Wednesday, February 1, 2017

The Refugees

In little over two years, Viet Thanh Nguyen has emerged as a leading figure in the literary world, winning the 2016 Pulitzer Prize for his astounding crime / immigrant / Vietnam War thriller The Sympathizer and getting shortlisted for the National Book Award and National Book Critics Choice award in non-fiction for Nothing Ever Dies (which is an academic book intended to accompany The Sympathizer).

Nguyen has also been serving as the cultural critic at large for the Los Angeles Times, writing about literature and politics through a biting radical lens (which is refreshing when the literary world tends to be rather bland and liberal, even in these dark times of Trump).

For someone who has had his pulse on American cultural and political life, it is both fortuitous and fitting that Nguyen's new short story collection entitled The Refugees, dedicated to "all refugees,"is being released in the shadow of Trump's draconian ban on refugees from seven Muslim countries.

The Refugees is a collection of eight short stories, offering insights into various refugee experiences, mostly focused on the Vietnamese diaspora that emigrated from South East Asia in the years after the end of the American war in the region. Nguyen touches on themes of regret and loss, of trying to outrun the experiences and memories that turned one into a refugee, of the political cultures that transposed themselves from home country to new home, and the struggles that refugees experience in their new countries, both of survival and dealing with expectations from those they left behind.

As with The Sympathizer, Nguyen's writing drives the forcefulness of his stories. He writes thoughtful sentences that layer on top of each other to create both atmosphere and mood but also complexity, making the reader dig deep into the text to understand the motivations and actions of his characters. The stories he gives us are painful and somber, yet also with a touch of outlandish humour he pulled off so well in his previous novel.

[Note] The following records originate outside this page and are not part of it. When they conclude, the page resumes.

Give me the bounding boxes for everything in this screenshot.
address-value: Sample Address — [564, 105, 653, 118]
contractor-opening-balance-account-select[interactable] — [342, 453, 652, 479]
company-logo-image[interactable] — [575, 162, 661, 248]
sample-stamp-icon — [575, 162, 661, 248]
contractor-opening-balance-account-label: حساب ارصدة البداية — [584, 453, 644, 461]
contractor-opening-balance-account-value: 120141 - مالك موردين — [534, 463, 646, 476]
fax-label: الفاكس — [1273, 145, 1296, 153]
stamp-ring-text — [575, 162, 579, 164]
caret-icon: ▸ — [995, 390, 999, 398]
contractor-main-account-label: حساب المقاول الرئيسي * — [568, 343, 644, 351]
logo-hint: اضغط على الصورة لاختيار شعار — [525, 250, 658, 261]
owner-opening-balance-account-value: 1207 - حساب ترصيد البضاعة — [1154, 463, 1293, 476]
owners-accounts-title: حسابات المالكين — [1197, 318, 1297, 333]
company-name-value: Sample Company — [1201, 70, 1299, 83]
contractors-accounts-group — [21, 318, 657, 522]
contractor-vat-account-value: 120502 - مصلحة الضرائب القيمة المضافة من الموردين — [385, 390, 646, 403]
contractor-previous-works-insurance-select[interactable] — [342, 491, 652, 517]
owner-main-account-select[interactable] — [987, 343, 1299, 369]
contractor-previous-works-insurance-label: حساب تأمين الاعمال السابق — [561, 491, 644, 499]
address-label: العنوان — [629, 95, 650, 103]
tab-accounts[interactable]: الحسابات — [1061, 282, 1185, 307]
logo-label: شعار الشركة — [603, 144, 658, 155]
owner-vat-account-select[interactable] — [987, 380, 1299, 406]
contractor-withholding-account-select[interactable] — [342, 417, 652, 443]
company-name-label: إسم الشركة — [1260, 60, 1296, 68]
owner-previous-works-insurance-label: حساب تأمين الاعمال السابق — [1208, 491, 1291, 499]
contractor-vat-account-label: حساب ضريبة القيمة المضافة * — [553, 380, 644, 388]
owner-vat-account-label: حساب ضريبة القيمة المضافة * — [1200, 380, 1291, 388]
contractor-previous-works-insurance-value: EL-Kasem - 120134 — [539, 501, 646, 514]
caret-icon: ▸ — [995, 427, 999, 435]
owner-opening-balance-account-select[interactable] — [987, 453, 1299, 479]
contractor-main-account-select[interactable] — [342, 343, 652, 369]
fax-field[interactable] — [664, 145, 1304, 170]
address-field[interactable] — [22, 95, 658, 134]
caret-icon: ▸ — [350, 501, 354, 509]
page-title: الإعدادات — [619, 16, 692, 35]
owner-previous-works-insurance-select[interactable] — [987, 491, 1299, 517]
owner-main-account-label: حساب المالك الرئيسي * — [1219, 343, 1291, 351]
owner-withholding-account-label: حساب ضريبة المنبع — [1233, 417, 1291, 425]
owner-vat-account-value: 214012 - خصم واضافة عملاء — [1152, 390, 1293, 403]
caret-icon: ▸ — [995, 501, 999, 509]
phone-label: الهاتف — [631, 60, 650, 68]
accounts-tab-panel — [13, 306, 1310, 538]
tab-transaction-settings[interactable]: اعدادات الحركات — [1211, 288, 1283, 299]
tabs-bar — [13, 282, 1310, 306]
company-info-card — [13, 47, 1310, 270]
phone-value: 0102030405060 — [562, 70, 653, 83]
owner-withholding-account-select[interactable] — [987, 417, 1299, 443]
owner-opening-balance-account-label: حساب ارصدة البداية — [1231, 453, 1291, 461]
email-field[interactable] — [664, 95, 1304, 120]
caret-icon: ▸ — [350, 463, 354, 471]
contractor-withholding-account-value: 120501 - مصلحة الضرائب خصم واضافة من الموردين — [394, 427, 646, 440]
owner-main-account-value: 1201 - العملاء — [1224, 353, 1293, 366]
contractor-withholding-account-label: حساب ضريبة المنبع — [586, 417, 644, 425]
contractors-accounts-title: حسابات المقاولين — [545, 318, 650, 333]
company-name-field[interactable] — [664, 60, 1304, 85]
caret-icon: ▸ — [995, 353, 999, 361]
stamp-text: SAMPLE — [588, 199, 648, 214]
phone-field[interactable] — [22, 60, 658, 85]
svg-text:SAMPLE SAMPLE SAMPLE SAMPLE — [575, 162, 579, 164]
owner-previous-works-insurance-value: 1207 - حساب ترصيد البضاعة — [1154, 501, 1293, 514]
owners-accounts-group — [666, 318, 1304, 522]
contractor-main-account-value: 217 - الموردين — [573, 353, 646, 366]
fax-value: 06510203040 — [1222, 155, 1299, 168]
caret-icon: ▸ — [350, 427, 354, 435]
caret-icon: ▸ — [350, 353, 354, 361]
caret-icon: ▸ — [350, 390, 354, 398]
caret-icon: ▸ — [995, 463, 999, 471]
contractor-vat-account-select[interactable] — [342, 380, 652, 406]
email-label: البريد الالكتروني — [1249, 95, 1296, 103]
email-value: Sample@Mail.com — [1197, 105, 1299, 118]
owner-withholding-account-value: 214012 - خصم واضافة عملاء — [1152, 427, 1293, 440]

As the current US Administration seeks to vilify the refugee populations that were products of American imperial adventures, Nguyen's collection is both powerful and necessary. We need to hear the painful pasts that have driven people to leave their homes and families, to understand and empathize with their experiences and appreciate the stakes they (and humanity) face if we ignore them and further marginalize them.

For this reason alone, I urge you all to pick up the book. It's a quick and easy read, yet will give you the energy to keep on struggling for the rights of refugees now and in the future.
**I received an advance copy of this book from the publisher in exchange for an honest review.